The consequence is not an arbitrary punishment. It is the natural outcome of covenant-breaking. If you turn away from the source of life, you get death. If you detach yourself from the Creator of the earth, you will be destroyed from the face of the earth. It is a simple matter of spiritual physics. God is a consuming fire, and to trifle with His covenant love is to play with that fire.
Conclusion: Remembering Our Redeemer
This entire passage finds its ultimate fulfillment in the Lord Jesus Christ. He is the one who brings us into the true promised land, a heavenly country. In Him, we have received every spiritual blessing, an inheritance we did nothing to earn. We have been given a kingdom we did not build.
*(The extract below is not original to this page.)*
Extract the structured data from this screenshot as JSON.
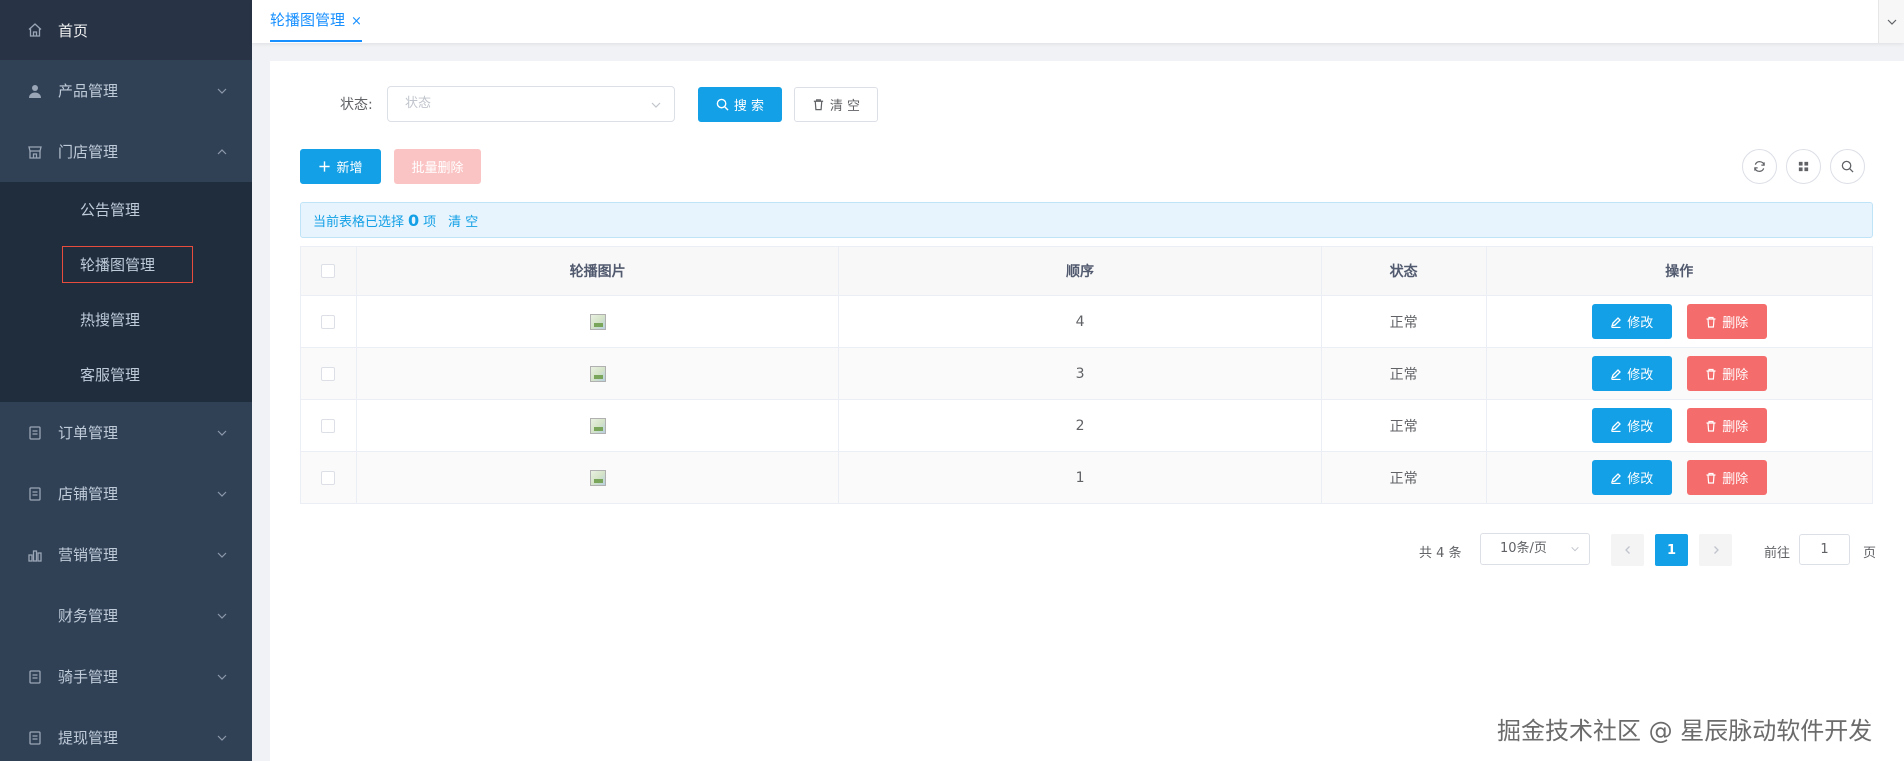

And so the warning comes to us with even greater force. Having received such a lavish inheritance of grace, paid for by the blood of Christ, how dare we forget Him? How dare we, with our full stomachs and comfortable lives, live as though we were not redeemed slaves? The antidote remains the same. We are to fear God, recognizing His awesome holiness, which we see most clearly at the cross. We are to serve Him, not out of slavish duty, but out of grateful love for the one who served us by laying down His life. And we are to swear by His name, confessing Jesus Christ as Lord, the only name under heaven by which we must be saved.
The jealousy of God was satisfied at Calvary, where Christ, the righteous husband, gave His life to purchase His bride, the Church. His love for us is so intense, so exclusive, so jealous, that He would rather die than share us with the idols of sin and death. Therefore, let us beware. Let us look at the abundance of our lives, whether spiritual or material, and let it not be an anesthetic that makes us forget, but rather an altar upon which we offer our unending gratitude to the God who brought us out of the house of slavery.